One of the more surprising participants of E3 2014, LittleBigPlanet 3 is already almost here and ripe for all the user-created goodness Playstation gamers can muster. For the first time in the series the iconic Sackboy will be joined by a host of other hand-stitched characters, each with special abilities to spice up the already interesting variety of platform puzzling available in current LBP games. But the really big news here is that past creations won’t be made obsolete by LBP3 or by the jump to PS4. Every user-created level ever published to LittleBigPlanet 1 and 2 will be available in 3 from day one, and any purchased costume DLC will carry over as well. Furthermore, the previous limit of three-layer levels has been expanded to 16, and there will be no imposed limit on level size, either.

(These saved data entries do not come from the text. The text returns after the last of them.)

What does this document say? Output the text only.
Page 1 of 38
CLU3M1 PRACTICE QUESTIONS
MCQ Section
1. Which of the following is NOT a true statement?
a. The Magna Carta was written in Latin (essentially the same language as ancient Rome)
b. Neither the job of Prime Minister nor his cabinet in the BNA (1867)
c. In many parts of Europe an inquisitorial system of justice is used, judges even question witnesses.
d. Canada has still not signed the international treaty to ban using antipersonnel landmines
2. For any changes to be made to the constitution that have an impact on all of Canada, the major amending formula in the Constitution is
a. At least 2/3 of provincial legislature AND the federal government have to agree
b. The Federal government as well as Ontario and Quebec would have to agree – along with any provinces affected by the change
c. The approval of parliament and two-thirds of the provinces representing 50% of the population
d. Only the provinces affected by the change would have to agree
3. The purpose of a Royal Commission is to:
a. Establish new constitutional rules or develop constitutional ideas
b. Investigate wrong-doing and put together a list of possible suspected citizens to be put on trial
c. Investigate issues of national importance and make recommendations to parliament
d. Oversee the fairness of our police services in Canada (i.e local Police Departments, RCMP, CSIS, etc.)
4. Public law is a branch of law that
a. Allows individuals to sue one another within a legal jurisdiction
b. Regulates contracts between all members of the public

But never fear if you’d rather play than create, for the new game will also pack yet another humorous romp of a story mode that is perfectly suited for cooperative gameplay (or uncooperative, if you’re one of those people) with friends local or abroad to conquer all the just-plain-fun platforming challenges. Don’t be deceived by LittleBigPlanet 3’s cute and cuddly appearance—every Playstation owner should pick it up when it releases in Novemeber.

Persona Q (3DS) – Nov 25

Another visit from Atlus in this list, this time appearing on the much-beloved Nintendo 3DS. After a foray into Playstation Vita territory with Persona 4 Golden, Atlus has really taken to Nintendo’s handheld for a variety of games such as Shin Megami Tensei IV and the Etrian Odyssey series, to name only a few. Persona Q springs from the latter, combining almost-chibi renditions of characters from Persona 3 and Persona 4 with the Etrian Odyssey engine, resulting in a unique sort of dungeon crawler that will be both familiar to Persona fans and something entirely new. Out of all the games in this list, Persona Q is probably the nichiest of the niche, but for those that want it it’s a pretty big deal.

Kingdom Hearts II.5 HD ReMIX (PS3) – Dec 2

To be honest, I’m still not entirely sure why the Kingdom Hearts HD ‘remaster’ thing exists. Sure, the screen resolution is upped, a handful of textures are mildly improved, controls are a sight better than the originals, music is reorchestrated, and three games for the price of one is a bargain, but…why? Why re-release on PS3 so late into its lifespan without even updating the visuals enough to be worth the while? Why not port to Vita, as with Final Fantasy X HD? Oh well, at least Kingdom Hearts is a worthy candidate for re-releasing. Actually, it’s surprising how well the series holds up with only minor enhancements. Good thing too, because Kingdom Hearts 2 Final Mix and Kingdom Hearts Birth by Sleep Final Mix are hitting the PS3 in December. The story of Kingdom Hearts Re:coded will also be retold as a three-hour series of cutscenes. If you’ve never played the series before there’s never been a better time to make up for it. With both Kingdom Hearts 1.5 and 2.5 on the market you’ll be able to own every game in the series save one (the 3DS’s Dream Drop Distance) on Playstation 3. Considering how much the series has jumped platforms over the years, that’s a pretty sweet deal. A bit mind boggling that it ever happened, but pretty sweet that it did.